My daughter turned 6 months old last Saturday. I was proud – of her and her development, of myself and my husband, of our family – and I decided to throw an impromptu party to show her off, since we never did the religious initiation like a baptism that is usually accompanied by a party. I think I literally gave myself less than a week to plan, shop for, and pull off this small party for immediate family. But I’ve always loved party planning, so I tackled the project with fervor, despite having an all day charity engagement the day before her party.
As I think about it, overall, the party was a success. People were fed and watered, everyone got to see The Captain (my daughter’s nickname), and despite some mild clashing of personalities, everyone had a good time.
Despite all of that, I think I probably had the worst time of anyone. I was stressed, overwhelmed, and disappointed that I wasn’t executing the vision in my head. I have an interesting cross-section of personality traits: overachiever and procrastinator. I have grand plans, but I wait until the last minute to do it all and it never turns out how I envision. My Pinterest boards are loaded with chic, natural, fun ideas, but I get wrapped up in life and never live up to my own expectations. On the day of my daughter’s party, I quickly realized things weren’t going to be what I wanted, and I felt disappointed in myself for not giving my family a stellar first showing.
This is a sad trend with modern families (mostly women, unfortunately) – the internet shows us the best versions of what we want to be, and if we don’t match up exactly, we feel like we’ve failed.
We need to stop being so hard on ourselves!

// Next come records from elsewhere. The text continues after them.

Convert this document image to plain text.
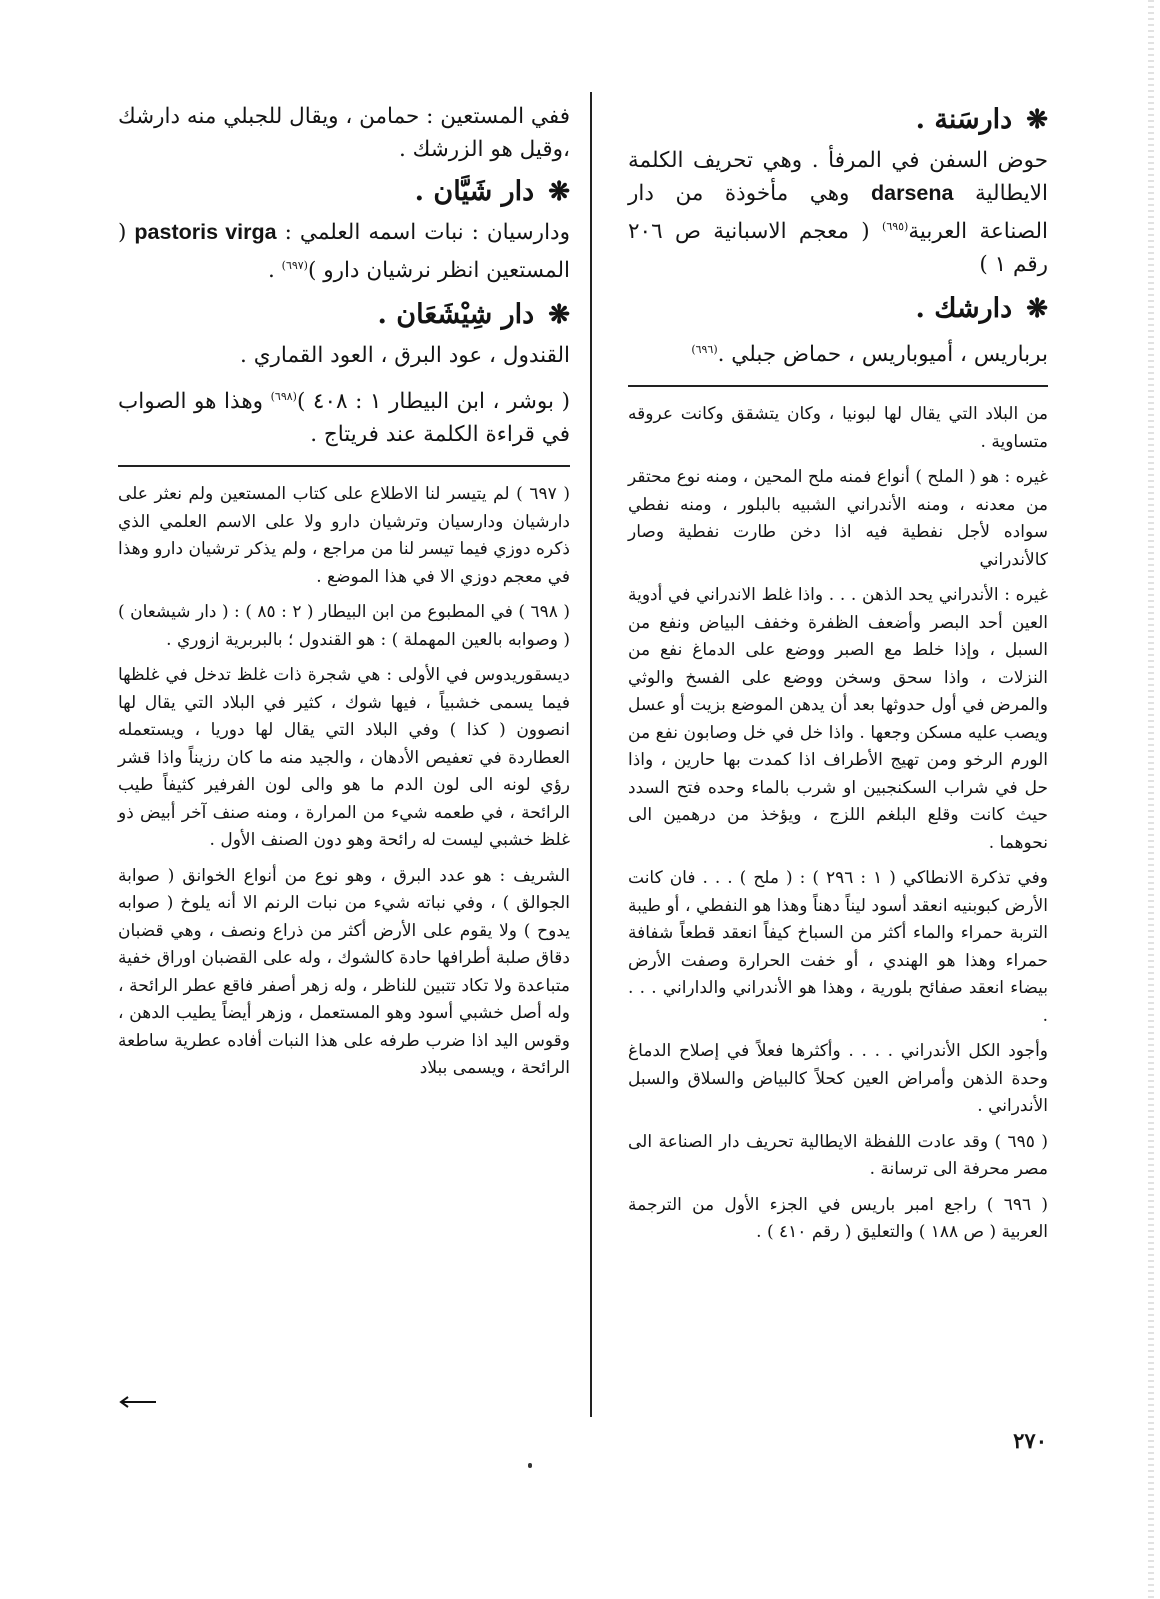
❋دارسَنة .

حوض السفن في المرفأ . وهي تحريف الكلمة الايطالية darsena وهي مأخوذة من دار الصناعة العربية$^{(٦٩٥)}$ ( معجم الاسبانية ص ٢٠٦ رقم ١ )

❋دارشك .

برباريس ، أميوباريس ، حماض جبلي .$^{(٦٩٦)}$

من البلاد التي يقال لها لبونيا ، وكان يتشقق وكانت عروقه متساوية .

غيره : هو ( الملح ) أنواع فمنه ملح المحين ، ومنه نوع محتقر من معدنه ، ومنه الأندراني الشبيه بالبلور ، ومنه نفطي سواده لأجل نفطية فيه اذا دخن طارت نفطية وصار كالأندراني

غيره : الأندراني يحد الذهن . . . واذا غلط الاندراني في أدوية العين أحد البصر وأضعف الظفرة وخفف البياض ونفع من السبل ، وإذا خلط مع الصبر ووضع على الدماغ نفع من النزلات ، واذا سحق وسخن ووضع على الفسخ والوثي والمرض في أول حدوثها بعد أن يدهن الموضع بزيت أو عسل ويصب عليه مسكن وجعها . واذا خل في خل وصابون نفع من الورم الرخو ومن تهيج الأطراف اذا كمدت بها حارين ، واذا حل في شراب السكنجبين او شرب بالماء وحده فتح السدد حيث كانت وقلع البلغم اللزج ، ويؤخذ من درهمين الى نحوهما .

وفي تذكرة الانطاكي ( ١ : ٢٩٦ ) : ( ملح ) . . . فان كانت الأرض كبوبنيه انعقد أسود ليناً دهناً وهذا هو النفطي ، أو طيبة التربة حمراء والماء أكثر من السباخ كيفاً انعقد قطعاً شفافة حمراء وهذا هو الهندي ، أو خفت الحرارة وصفت الأرض بيضاء انعقد صفائح بلورية ، وهذا هو الأندراني والداراني . . . .

وأجود الكل الأندراني . . . . وأكثرها فعلاً في إصلاح الدماغ وحدة الذهن وأمراض العين كحلاً كالبياض والسلاق والسبل الأندراني .

( ٦٩٥ ) وقد عادت اللفظة الايطالية تحريف دار الصناعة الى مصر محرفة الى ترسانة .

( ٦٩٦ ) راجع امبر باريس في الجزء الأول من الترجمة العربية ( ص ١٨٨ ) والتعليق ( رقم ٤١٠ ) .

ففي المستعين : حمامن ، ويقال للجبلي منه دارشك ،وقيل هو الزرشك .

❋دار شَيَّان .

ودارسيان : نبات اسمه العلمي : pastoris virga ( المستعين انظر نرشيان دارو )$^{(٦٩٧)}$ .

❋دار شِيْشَعَان .

القندول ، عود البرق ، العود القماري .

( بوشر ، ابن البيطار ١ : ٤٠٨ )$^{(٦٩٨)}$ وهذا هو الصواب في قراءة الكلمة عند فريتاج .

( ٦٩٧ ) لم يتيسر لنا الاطلاع على كتاب المستعين ولم نعثر على دارشيان ودارسيان وترشيان دارو ولا على الاسم العلمي الذي ذكره دوزي فيما تيسر لنا من مراجع ، ولم يذكر ترشيان دارو وهذا في معجم دوزي الا في هذا الموضع .

( ٦٩٨ ) في المطبوع من ابن البيطار ( ٢ : ٨٥ ) : ( دار شيشعان ) ( وصوابه بالعين المهملة ) : هو القندول ؛ بالبربرية ازوري .

ديسقوريدوس في الأولى : هي شجرة ذات غلظ تدخل في غلظها فيما يسمى خشبياً ، فيها شوك ، كثير في البلاد التي يقال لها انصوون ( كذا ) وفي البلاد التي يقال لها دوريا ، ويستعمله العطاردة في تعفيص الأدهان ، والجيد منه ما كان رزيناً واذا قشر رؤي لونه الى لون الدم ما هو والى لون الفرفير كثيفاً طيب الرائحة ، في طعمه شيء من المرارة ، ومنه صنف آخر أبيض ذو غلظ خشبي ليست له رائحة وهو دون الصنف الأول .

الشريف : هو عدد البرق ، وهو نوع من أنواع الخوانق ( صوابة الجوالق ) ، وفي نباته شيء من نبات الرنم الا أنه يلوخ ( صوابه يدوح ) ولا يقوم على الأرض أكثر من ذراع ونصف ، وهي قضبان دقاق صلبة أطرافها حادة كالشوك ، وله على القضبان اوراق خفية متباعدة ولا تكاد تتبين للناظر ، وله زهر أصفر فاقع عطر الرائحة ، وله أصل خشبي أسود وهو المستعمل ، وزهر أيضاً يطيب الدهن ، وقوس اليد اذا ضرب طرفه على هذا النبات أفاده عطرية ساطعة الرائحة ، ويسمى ببلاد

٢٧٠
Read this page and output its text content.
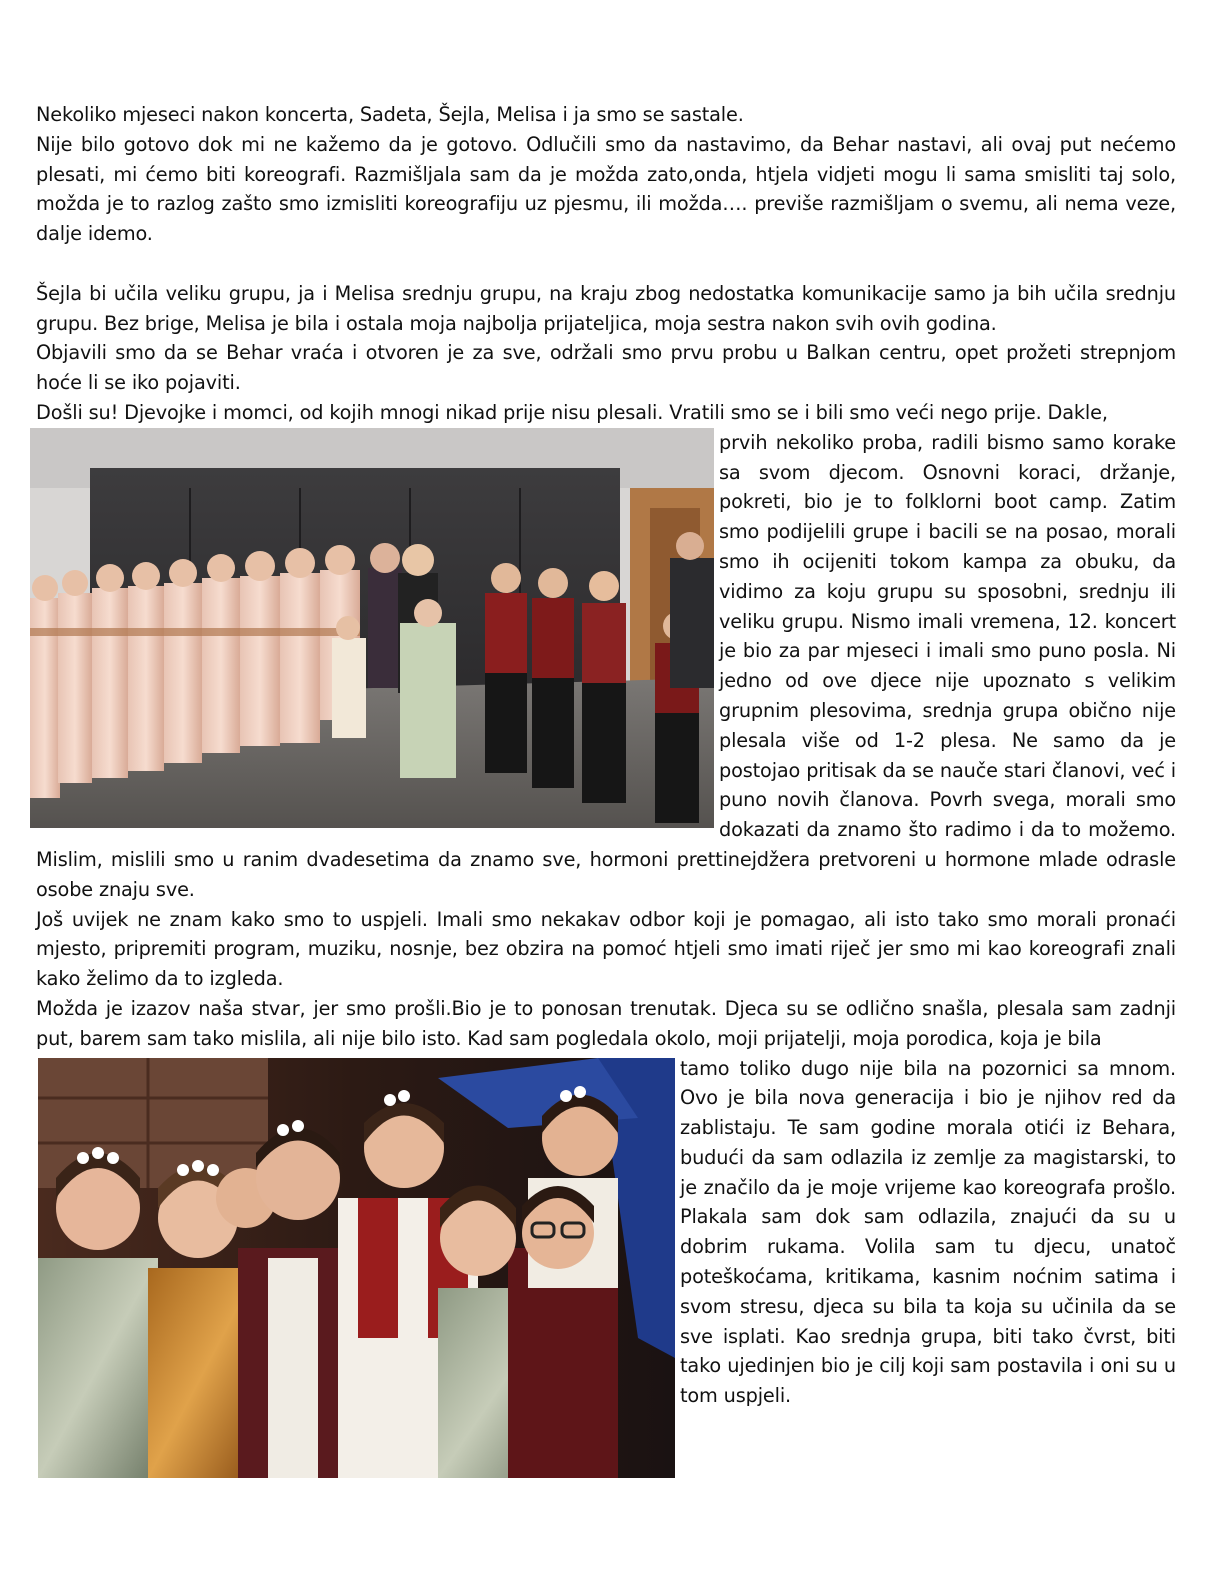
Nekoliko mjeseci nakon koncerta, Sadeta, Šejla, Melisa i ja smo se sastale.

Nije bilo gotovo dok mi ne kažemo da je gotovo. Odlučili smo da nastavimo, da Behar nastavi, ali ovaj put nećemo plesati, mi ćemo biti koreografi. Razmišljala sam da je možda zato,onda, htjela vidjeti mogu li sama smisliti taj solo, možda je to razlog zašto smo izmisliti koreografiju uz pjesmu, ili možda…. previše razmišljam o svemu, ali nema veze, dalje idemo.

Šejla bi učila veliku grupu, ja i Melisa srednju grupu, na kraju zbog nedostatka komunikacije samo ja bih učila srednju grupu. Bez brige, Melisa je bila i ostala moja najbolja prijateljica, moja sestra nakon svih ovih godina.

Objavili smo da se Behar vraća i otvoren je za sve, održali smo prvu probu u Balkan centru, opet prožeti strepnjom hoće li se iko pojaviti.

Došli su! Djevojke i momci, od kojih mnogi nikad prije nisu plesali. Vratili smo se i bili smo veći nego prije. Dakle,

prvih nekoliko proba, radili bismo samo korake sa svom djecom. Osnovni koraci, držanje, pokreti, bio je to folklorni boot camp. Zatim smo podijelili grupe i bacili se na posao, morali smo ih ocijeniti tokom kampa za obuku, da vidimo za koju grupu su sposobni, srednju ili veliku grupu. Nismo imali vremena, 12. koncert je bio za par mjeseci i imali smo puno posla. Ni jedno od ove djece nije upoznato s velikim grupnim plesovima, srednja grupa obično nije plesala više od 1-2 plesa. Ne samo da je postojao pritisak da se nauče stari članovi, već i puno novih članova. Povrh svega, morali smo dokazati da znamo što radimo i da to možemo. Mislim, mislili smo u ranim dvadesetima da znamo sve, hormoni prettinejdžera pretvoreni u hormone mlade odrasle osobe znaju sve.

Još uvijek ne znam kako smo to uspjeli. Imali smo nekakav odbor koji je pomagao, ali isto tako smo morali pronaći mjesto, pripremiti program, muziku, nosnje, bez obzira na pomoć htjeli smo imati riječ jer smo mi kao koreografi znali kako želimo da to izgleda.

Možda je izazov naša stvar, jer smo prošli.Bio je to ponosan trenutak. Djeca su se odlično snašla, plesala sam zadnji put, barem sam tako mislila, ali nije bilo isto. Kad sam pogledala okolo, moji prijatelji, moja porodica, koja je bila

tamo toliko dugo nije bila na pozornici sa mnom. Ovo je bila nova generacija i bio je njihov red da zablistaju. Te sam godine morala otići iz Behara, budući da sam odlazila iz zemlje za magistarski, to je značilo da je moje vrijeme kao koreografa prošlo. Plakala sam dok sam odlazila, znajući da su u dobrim rukama. Volila sam tu djecu, unatoč poteškoćama, kritikama, kasnim noćnim satima i svom stresu, djeca su bila ta koja su učinila da se sve isplati. Kao srednja grupa, biti tako čvrst, biti tako ujedinjen bio je cilj koji sam postavila i oni su u tom uspjeli.
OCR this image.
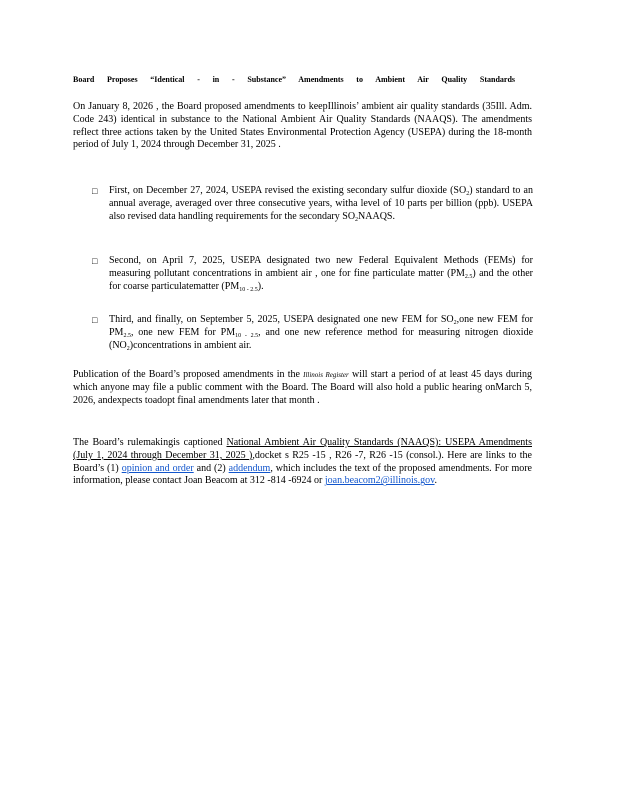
Board Proposes “Identical - in - Substance” Amendments to Ambient Air Quality Standards
On January 8, 2026 , the Board proposed amendments to keepIllinois’ ambient air quality standards (35Ill. Adm. Code 243) identical in substance to the National Ambient Air Quality Standards (NAAQS). The amendments reflect three actions taken by the United States Environmental Protection Agency (USEPA) during the 18-month period of July 1, 2024 through December 31, 2025 .
□	First, on December 27, 2024, USEPA revised the existing secondary sulfur dioxide $(SO_2)$ standard to an annual average, averaged over three consecutive years, witha level of 10 parts per billion (ppb). USEPA also revised data handling requirements for the secondary $SO_2NAAQS$.
□	Second, on April 7, 2025, USEPA designated two new Federal Equivalent Methods (FEMs) for measuring pollutant concentrations in ambient air , one for fine particulate matter $(PM_{2.5})$ and the other for coarse particulatematter $(PM_{10 - 2.5})$.
□	Third, and finally, on September 5, 2025, USEPA designated one new FEM for $SO_2,one$ new FEM for $PM_{2.5}$, one new FEM for $PM_{10 - 2.5}$, and one new reference method for measuring nitrogen dioxide $(NO_2)concentrations$ in ambient air.
Publication of the Board’s proposed amendments in the Illinois Register will start a period of at least 45 days during which anyone may file a public comment with the Board. The Board will also hold a public hearing onMarch 5, 2026, andexpects toadopt final amendments later that month .
The Board’s rulemakingis captioned National Ambient Air Quality Standards (NAAQS): USEPA Amendments (July 1, 2024 through December 31, 2025 ),docket s R25 -15 , R26 -7, R26 -15 (consol.). Here are links to the Board’s (1) opinion and order and (2) addendum, which includes the text of the proposed amendments. For more information, please contact Joan Beacom at 312 -814 -6924 or joan.beacom2@illinois.gov.
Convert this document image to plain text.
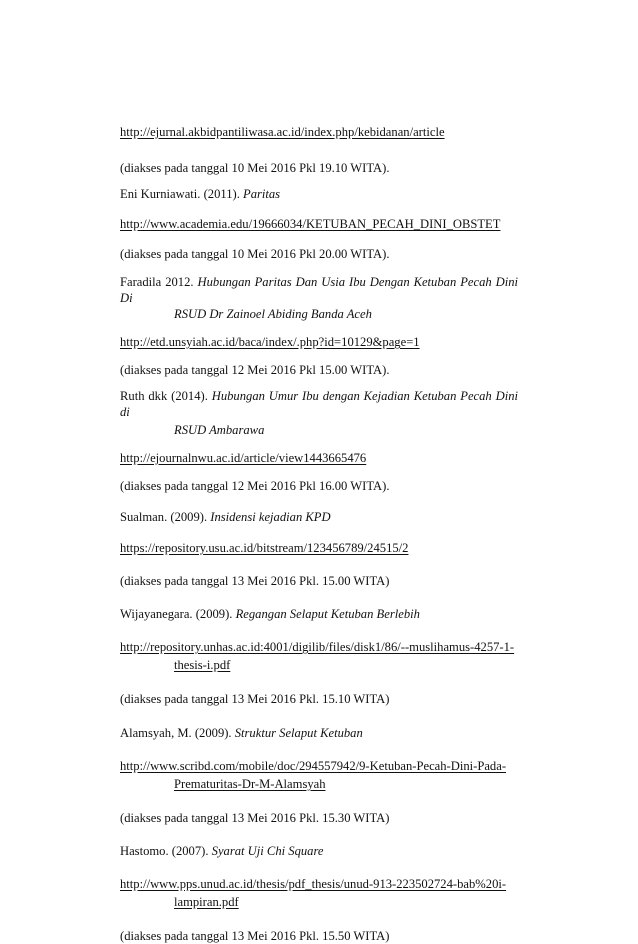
http://ejurnal.akbidpantiliwasa.ac.id/index.php/kebidanan/article

(diakses pada tanggal 10 Mei 2016 Pkl 19.10 WITA).

Eni Kurniawati. (2011). Paritas

http://www.academia.edu/19666034/KETUBAN_PECAH_DINI_OBSTET

(diakses pada tanggal 10 Mei 2016 Pkl 20.00 WITA).

Faradila 2012. Hubungan Paritas Dan Usia Ibu Dengan Ketuban Pecah Dini Di

RSUD Dr Zainoel Abiding Banda Aceh

http://etd.unsyiah.ac.id/baca/index/.php?id=10129&page=1

(diakses pada tanggal 12 Mei 2016 Pkl 15.00 WITA).

Ruth dkk (2014). Hubungan Umur Ibu dengan Kejadian Ketuban Pecah Dini di

RSUD Ambarawa

http://ejournalnwu.ac.id/article/view1443665476

(diakses pada tanggal 12 Mei 2016 Pkl 16.00 WITA).

Sualman. (2009). Insidensi kejadian KPD

https://repository.usu.ac.id/bitstream/123456789/24515/2

(diakses pada tanggal 13 Mei 2016 Pkl. 15.00 WITA)

Wijayanegara. (2009). Regangan Selaput Ketuban Berlebih

http://repository.unhas.ac.id:4001/digilib/files/disk1/86/--muslihamus-4257-1-

thesis-i.pdf

(diakses pada tanggal 13 Mei 2016 Pkl. 15.10 WITA)

Alamsyah, M. (2009). Struktur Selaput Ketuban

http://www.scribd.com/mobile/doc/294557942/9-Ketuban-Pecah-Dini-Pada-

Prematuritas-Dr-M-Alamsyah

(diakses pada tanggal 13 Mei 2016 Pkl. 15.30 WITA)

Hastomo. (2007). Syarat Uji Chi Square

http://www.pps.unud.ac.id/thesis/pdf_thesis/unud-913-223502724-bab%20i-

lampiran.pdf

(diakses pada tanggal 13 Mei 2016 Pkl. 15.50 WITA)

You are enough. If you are giving 100% – 80% – even just 50% – you know what you are capable of handling. Think you underperformed? Breathe, own it, and do better next time. The universe will never give you more than you can handle. So for today, our mantra is:
I DO MY BEST. I DO ENOUGH.
Because even if you think you can do better, you’re doing something, and even 1% is more than nothing. Start small and work your way up to 100% if you have to, but don’t judge yourself harshly for not living up to unrealistic expectations. Do things your own way, in your own time, and you are doing your best. The rest will fall into place.
In what ways are you too hard on yourself? How do you accept your shortcomings and work towards being your best self?